Prioritise these simple steps between workouts and you'll be more likely to want to come back for more.

Last updated: 30 November 2020
4 Keys to Recovery

Everyone needs time to recover. It's when your muscles repair and rebuild and your mind rests and resets. "It's not just downtime, it's a critical component of any training programme", says Sue Falsone, a board-certified clinical specialist in sports physiotherapy and a Nike Performance Council member.

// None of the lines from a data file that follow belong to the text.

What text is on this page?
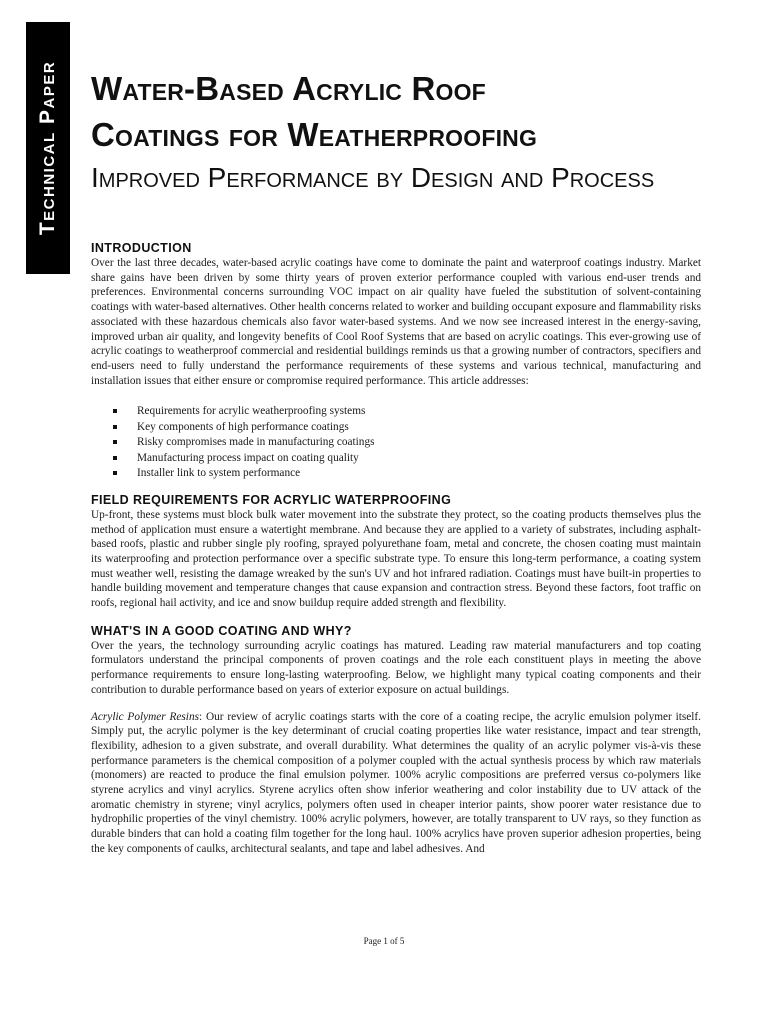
Technical Paper Water-Based Acrylic Roof
Coatings for Weatherproofing
Improved Performance by Design and Process
INTRODUCTION

Over the last three decades, water-based acrylic coatings have come to dominate the paint and waterproof coatings industry. Market share gains have been driven by some thirty years of proven exterior performance coupled with various end-user trends and preferences. Environmental concerns surrounding VOC impact on air quality have fueled the substitution of solvent-containing coatings with water-based alternatives. Other health concerns related to worker and building occupant exposure and flammability risks associated with these hazardous chemicals also favor water-based systems. And we now see increased interest in the energy-saving, improved urban air quality, and longevity benefits of Cool Roof Systems that are based on acrylic coatings. This ever-growing use of acrylic coatings to weatherproof commercial and residential buildings reminds us that a growing number of contractors, specifiers and end-users need to fully understand the performance requirements of these systems and various technical, manufacturing and installation issues that either ensure or compromise required performance. This article addresses:

Requirements for acrylic weatherproofing systems
Key components of high performance coatings
Risky compromises made in manufacturing coatings
Manufacturing process impact on coating quality
Installer link to system performance
FIELD REQUIREMENTS FOR ACRYLIC WATERPROOFING

Up-front, these systems must block bulk water movement into the substrate they protect, so the coating products themselves plus the method of application must ensure a watertight membrane. And because they are applied to a variety of substrates, including asphalt-based roofs, plastic and rubber single ply roofing, sprayed polyurethane foam, metal and concrete, the chosen coating must maintain its waterproofing and protection performance over a specific substrate type. To ensure this long-term performance, a coating system must weather well, resisting the damage wreaked by the sun's UV and hot infrared radiation. Coatings must have built-in properties to handle building movement and temperature changes that cause expansion and contraction stress. Beyond these factors, foot traffic on roofs, regional hail activity, and ice and snow buildup require added strength and flexibility.

WHAT'S IN A GOOD COATING AND WHY?

Over the years, the technology surrounding acrylic coatings has matured. Leading raw material manufacturers and top coating formulators understand the principal components of proven coatings and the role each constituent plays in meeting the above performance requirements to ensure long-lasting waterproofing. Below, we highlight many typical coating components and their contribution to durable performance based on years of exterior exposure on actual buildings.

Acrylic Polymer Resins: Our review of acrylic coatings starts with the core of a coating recipe, the acrylic emulsion polymer itself. Simply put, the acrylic polymer is the key determinant of crucial coating properties like water resistance, impact and tear strength, flexibility, adhesion to a given substrate, and overall durability. What determines the quality of an acrylic polymer vis-à-vis these performance parameters is the chemical composition of a polymer coupled with the actual synthesis process by which raw materials (monomers) are reacted to produce the final emulsion polymer. 100% acrylic compositions are preferred versus co-polymers like styrene acrylics and vinyl acrylics. Styrene acrylics often show inferior weathering and color instability due to UV attack of the aromatic chemistry in styrene; vinyl acrylics, polymers often used in cheaper interior paints, show poorer water resistance due to hydrophilic properties of the vinyl chemistry. 100% acrylic polymers, however, are totally transparent to UV rays, so they function as durable binders that can hold a coating film together for the long haul. 100% acrylics have proven superior adhesion properties, being the key components of caulks, architectural sealants, and tape and label adhesives. And

Page 1 of 5
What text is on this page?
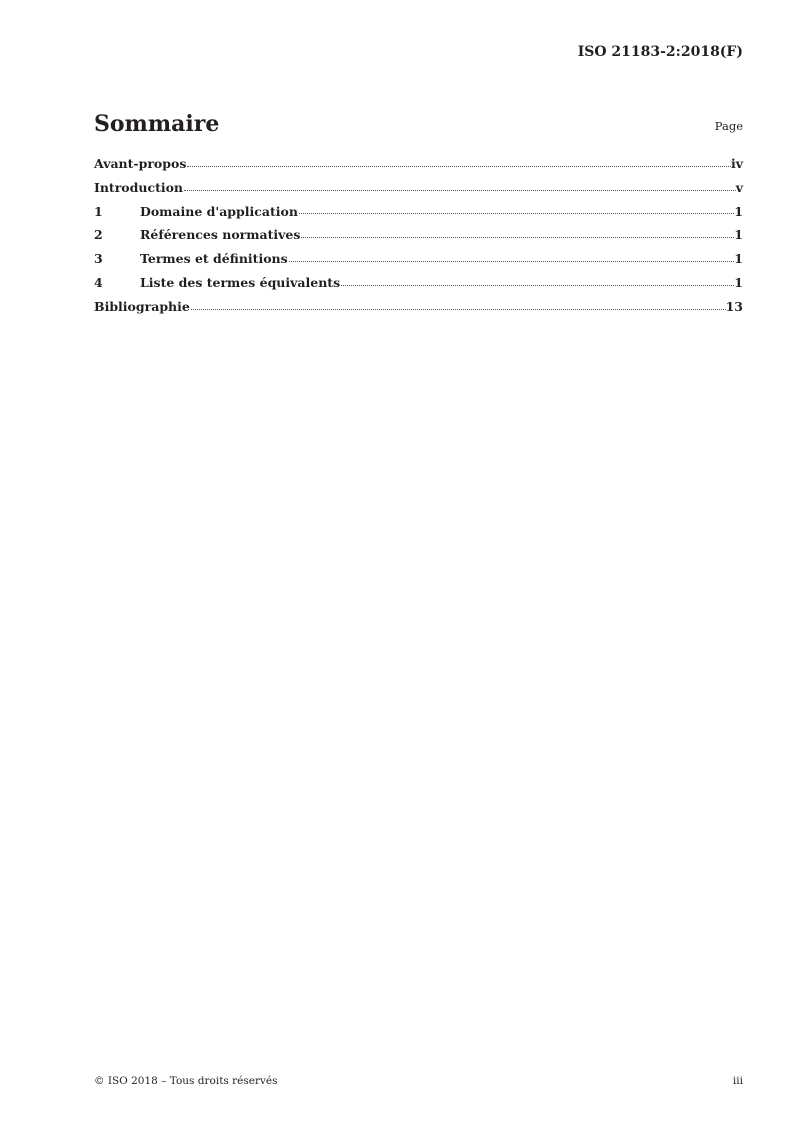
ISO 21183-2:2018(F)
Sommaire	Page
Avant-propos	iv
Introduction	v
1	Domaine d'application	1
2	Références normatives	1
3	Termes et définitions	1
4	Liste des termes équivalents	1
Bibliographie	13
© ISO 2018 – Tous droits réservés	iii
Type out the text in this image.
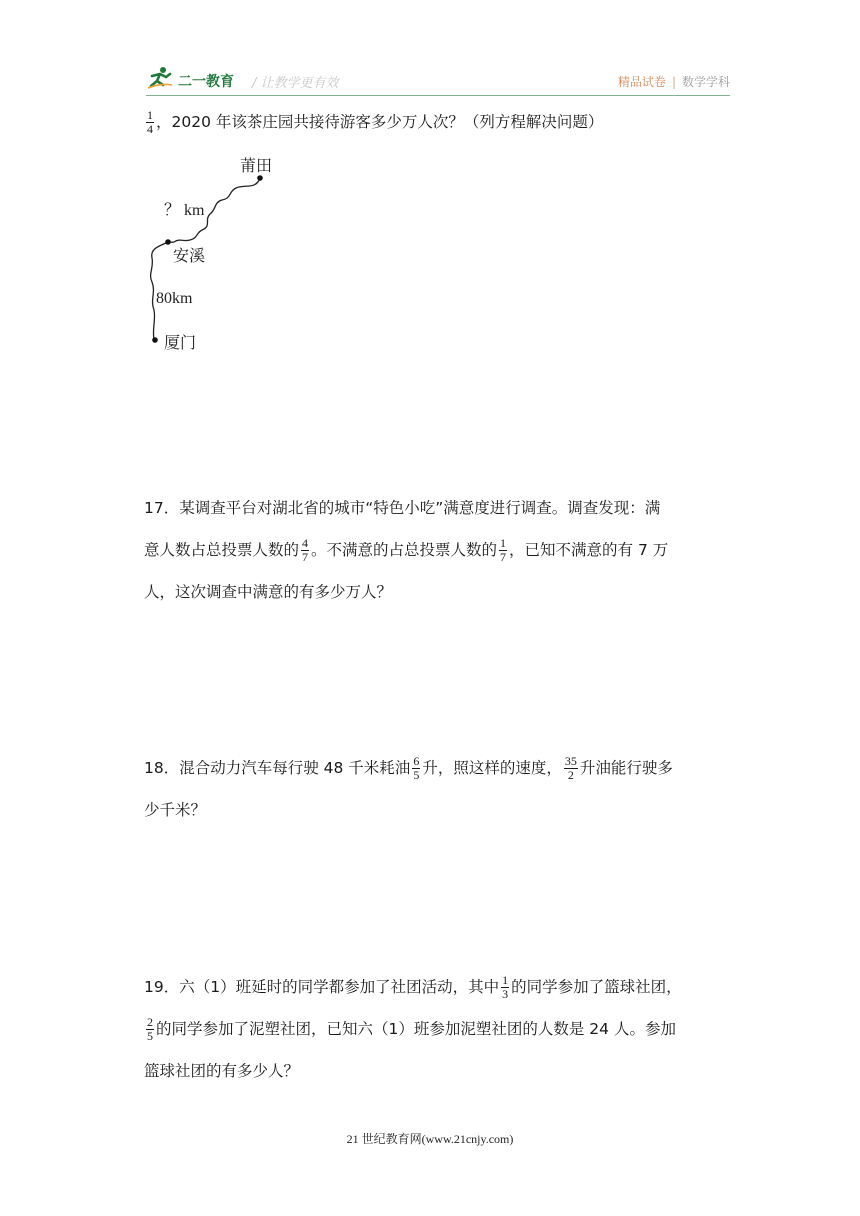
二一教育 / 让教学更有效	精品试卷 | 数学学科
$\frac{1}{4}$ ，2020 年该茶庄园共接待游客多少万人次？（列方程解决问题）
莆田
？ km
安溪
80km
厦门
17．某调查平台对湖北省的城市“特色小吃”满意度进行调查。调查发现：满
意人数占总投票人数的 $\frac{4}{7}$ 。不满意的占总投票人数的 $\frac{1}{7}$ ，已知不满意的有 7 万
人，这次调查中满意的有多少万人？
18．混合动力汽车每行驶 48 千米耗油 $\frac{6}{5}$ 升，照这样的速度， $\frac{35}{2}$ 升油能行驶多
少千米？
19．六（1）班延时的同学都参加了社团活动，其中 $\frac{1}{3}$ 的同学参加了篮球社团，
$\frac{2}{5}$ 的同学参加了泥塑社团，已知六（1）班参加泥塑社团的人数是 24 人。参加
篮球社团的有多少人？
21 世纪教育网(www.21cnjy.com)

Here, Falsone shares four fundamental ways to recover after every workout so your body and mind are prepared for the next one.

  1. Move and Get Loose
    Immediately after your workout, spend a couple of minutes stretching to improve circulation and flexibility. Use a foam roller or lacrosse ball on achy spots to reduce post-workout soreness. You might consider a massage (even a non-professional one from a partner), which does all of that and stimulates the release of the "feel-good" hormone oxytocin.
  2. Eat and Drink
    Fruits, vegetables, proteins and healthy fats provide the building blocks your body needs to repair itself. You also need electrolytes. These trace minerals, such as magnesium and selenium, are vital. Your body loses them whenever you sweat; replenish them with coconut water, bananas or certain low-sugar supplements.
  3. Rest and Breathe Deeply
    When you're training hard, you're using your sympathetic nervous system, meaning you're in fight-or-flight mode. But recovery can happen only when you're using your parasympathetic system, or your rest-and-digest state. Breath-based meditation can flip that switch. After a workout, try this exercise: Breathe in for a count of four, hold for four, exhale for four and hold again for four, then repeat the whole process three more times.
  4. Get Good Sleep
    While you sleep, your body produces HGH, the growth hormone that helps regulate body composition and metabolism. Another hormone called cortisol helps regulate your sleep-wake cycle. It can energise you in the morning, but it can also keep you awake at night if you're out of rhythm. To keep these hormones in balance, aim to go to bed at the same time each night and get at least seven hours of sleep.